A novel study by Monash University experts seems to have elucidated on the microscopic antennas inside the kidney which are involved in the organ’s repair process. This study is believed to have shown how kidney repair processes are controlled. It also assists in elucidating the cause of polycystic kidney disease.
Apparently, the study may be an essential step towards a cure for polycystic kidney disease. This polycystic kidney disease is known to be a potentially fatal disease which affects more than one in 1000 people.
The kidney is known to comprise of approximately a million tiny living tubes which produce urine in order to rid the body of waste products. The cells which make up these tubes seem to have hair-like structures which are two thousandths of a millimetre long. Also, these hair-like structures appear to respond to urine flow by sending reassuring signals back to the cells.
“We have shown for the first time that the hair-like structures on kidney cells, called cilia, change their length in response to injury in human patients, growing up to four times their original length in the later stages of kidney repair,” mentioned Lead author of the study, Dr Deane, a researcher at the Centre for Inflammatory Disease at the Monash Medical Centre.

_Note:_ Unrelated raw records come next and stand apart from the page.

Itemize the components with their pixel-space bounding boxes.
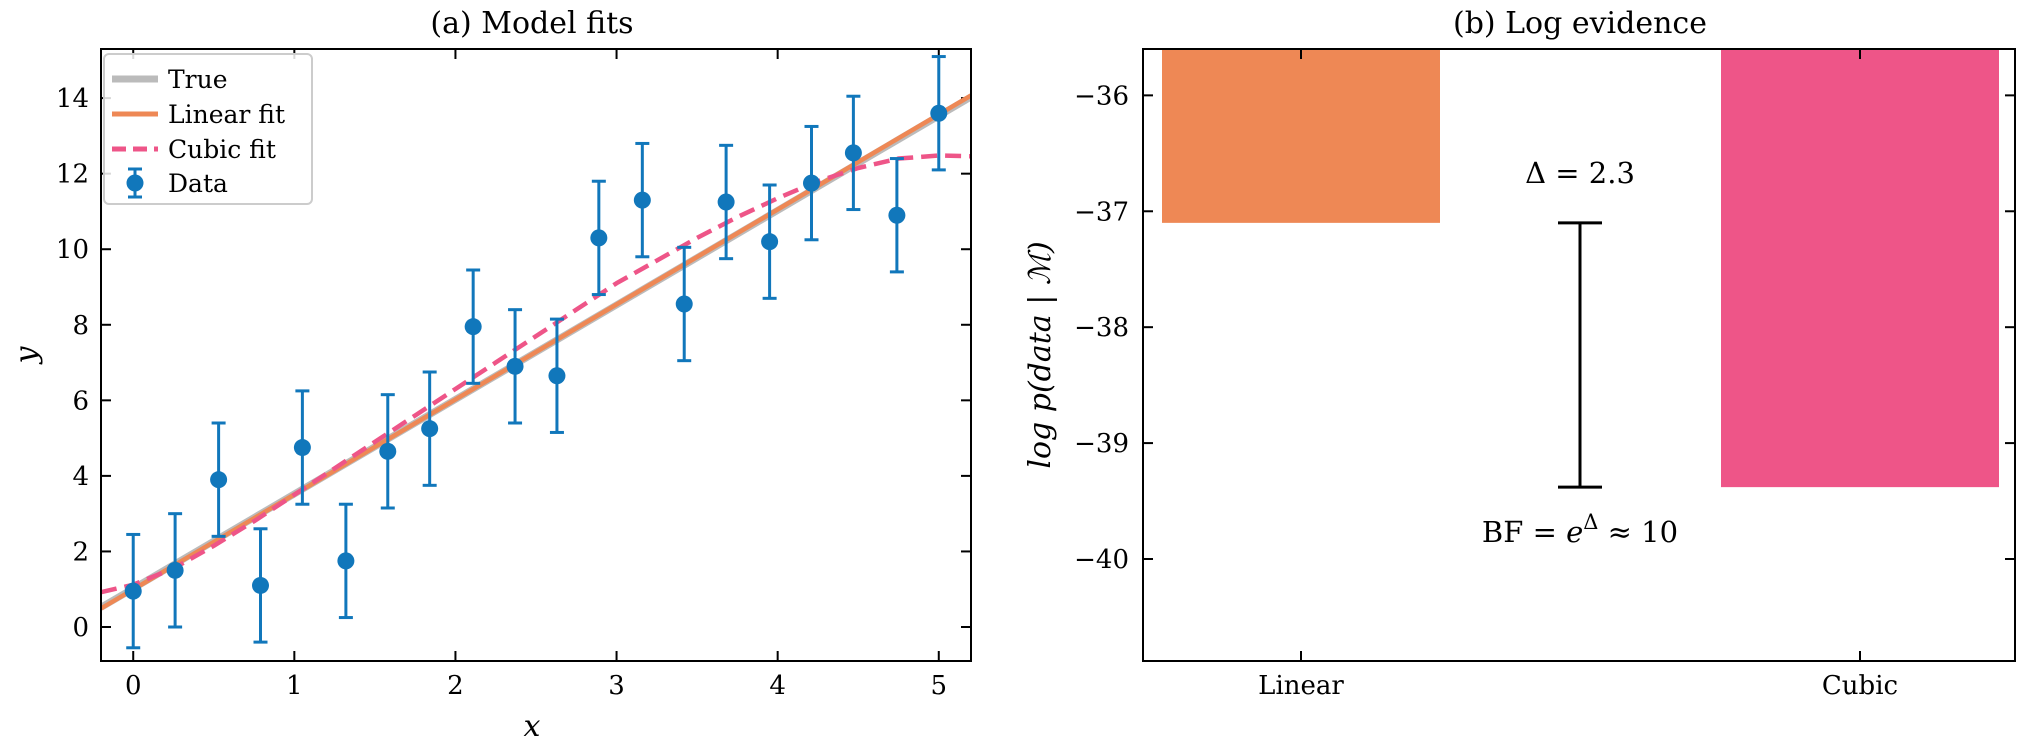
panel-b-ticks	[1143, 49, 2015, 661]
y-tick-label: −36	[1074, 81, 1129, 111]
data-point	[548, 317, 566, 434]
legend-handle-data	[126, 167, 144, 199]
data-marker	[293, 439, 311, 457]
data-marker	[506, 357, 524, 375]
data-point	[166, 512, 184, 629]
evidence-gap-bar	[1558, 221, 1602, 489]
x-tick-label-linear: Linear	[1258, 671, 1344, 701]
data-marker	[844, 144, 862, 162]
panel-a-ylabel: y	[9, 345, 44, 365]
panel-a-title: (a) Model fits	[430, 6, 633, 41]
data-point	[717, 143, 735, 261]
data-marker	[124, 582, 142, 600]
data-marker	[803, 174, 820, 192]
data-marker	[717, 193, 735, 211]
panel-a-xlabel: x	[524, 709, 541, 744]
data-point	[761, 183, 779, 300]
data-point	[844, 94, 862, 212]
data-marker	[166, 561, 184, 579]
y-tick-label: 0	[72, 613, 89, 643]
panel-a-frame	[100, 48, 972, 662]
data-marker	[252, 576, 269, 594]
data-point	[930, 55, 948, 172]
x-tick-label: 0	[125, 671, 142, 701]
legend-label-true: True	[168, 65, 228, 94]
y-tick-label: −39	[1074, 429, 1129, 459]
legend-label-data: Data	[168, 169, 228, 198]
y-tick-label: −37	[1074, 197, 1129, 227]
x-tick-label: 2	[447, 671, 464, 701]
data-point	[506, 308, 524, 425]
y-tick-label: −38	[1074, 313, 1129, 343]
data-point	[252, 527, 269, 644]
data-marker	[210, 471, 228, 489]
cubic-fit-line	[101, 153, 971, 595]
data-marker	[888, 206, 906, 224]
y-tick-label: 4	[72, 462, 89, 492]
data-point	[464, 268, 482, 385]
data-marker	[379, 442, 397, 460]
panel-b-ylabel: log p(data | ℳ)	[1023, 241, 1058, 468]
data-point	[803, 124, 820, 242]
x-tick-label: 3	[608, 671, 625, 701]
panel-b-log-evidence: (b) Log evidence Linear Cubic −36 −37 −38 −39…	[1023, 6, 2016, 701]
data-marker	[761, 233, 779, 251]
data-point	[675, 245, 693, 363]
legend-label-linear-fit: Linear fit	[168, 100, 285, 129]
bayes-factor-label: BF = eΔ ≈ 10	[1482, 510, 1678, 549]
data-marker	[590, 229, 608, 247]
data-point	[590, 179, 608, 297]
y-tick-label: 6	[72, 386, 89, 416]
data-marker	[930, 104, 948, 122]
bar-cubic	[1721, 49, 1999, 488]
data-marker	[675, 295, 693, 313]
data-marker	[633, 191, 651, 209]
y-tick-label: −40	[1074, 545, 1129, 575]
y-tick-label: 2	[72, 537, 89, 567]
data-marker	[337, 552, 355, 570]
data-point	[379, 393, 397, 510]
panel-a-series	[101, 55, 971, 650]
bar-linear	[1162, 49, 1440, 223]
legend: True Linear fit Cubic fit Data	[103, 53, 313, 205]
x-tick-label-cubic: Cubic	[1822, 671, 1898, 701]
y-tick-label: 14	[56, 84, 89, 114]
panel-b-title: (b) Log evidence	[1453, 6, 1707, 41]
data-point	[124, 532, 142, 650]
data-point	[337, 502, 355, 620]
delta-label: Δ = 2.3	[1525, 156, 1635, 190]
linear-fit-line	[101, 93, 971, 611]
legend-label-cubic-fit: Cubic fit	[168, 135, 276, 164]
legend-box	[103, 53, 313, 205]
data-point	[293, 389, 311, 506]
data-point	[633, 141, 651, 259]
data-point	[888, 157, 906, 274]
x-tick-label: 4	[769, 671, 786, 701]
panel-b-bars	[1162, 49, 1999, 488]
x-tick-label: 5	[931, 671, 948, 701]
data-marker	[548, 367, 566, 385]
y-tick-label: 12	[56, 160, 89, 190]
data-marker	[421, 420, 439, 438]
y-tick-label: 10	[56, 235, 89, 265]
x-tick-label: 1	[286, 671, 303, 701]
data-point	[421, 370, 439, 487]
data-marker	[464, 318, 482, 336]
panel-b-frame	[1142, 48, 2016, 662]
panel-b-tick-labels: Linear Cubic −36 −37 −38 −39 −40	[1074, 81, 1898, 701]
y-tick-label: 8	[72, 311, 89, 341]
data-point	[210, 421, 228, 538]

“These hair-like structures are antennas and the increases in their length amplify the signals they send to kidney cells at vital stages of repair. We think this is how they turn off the repair process when it is complete and allow the kidney to start working normally again,” continues Dr Deane.
It was observed that in an injured kidney there is a decrease in urine flow and reassuring signals from the hair-like structures are diminished. This seems to lead kidney cells to go into repair mode. Evidently, surviving kidney cells take on a novel form which allows them to reproduce rapidly in order to replace cells that have died. It was noted that when enough cells have been produced it is imperative that kidney cells stop reproducing and return to their normal form. Allegedly, this is where some additional input from the hair-like structures appears to be required.
“Our research helps put a logical framework behind what is happening in polycystic kidney disease, as the mutations that cause the disease can damage the hair-like structures of kidneys cells,” elucidates Dr Deane.
Dr Deane further stated that, “We hope that this work will lead to new ways of treating both kidney injury and polycystic kidney disease.”
Dr Deane claimed that if the switching on and off the repair process is not properly controlled, quickly reproducing cells could possibly distort the tubes of the kidney. Additionally, this distortion may perhaps prevent them from functioning properly. Supposedly, this is what happens in people who have polycystic kidney disease. This disease is believed to be a condition which is at present untreatable.
The findings of the study have been published in the latest edition of the Journal of the American Society of Nephrology.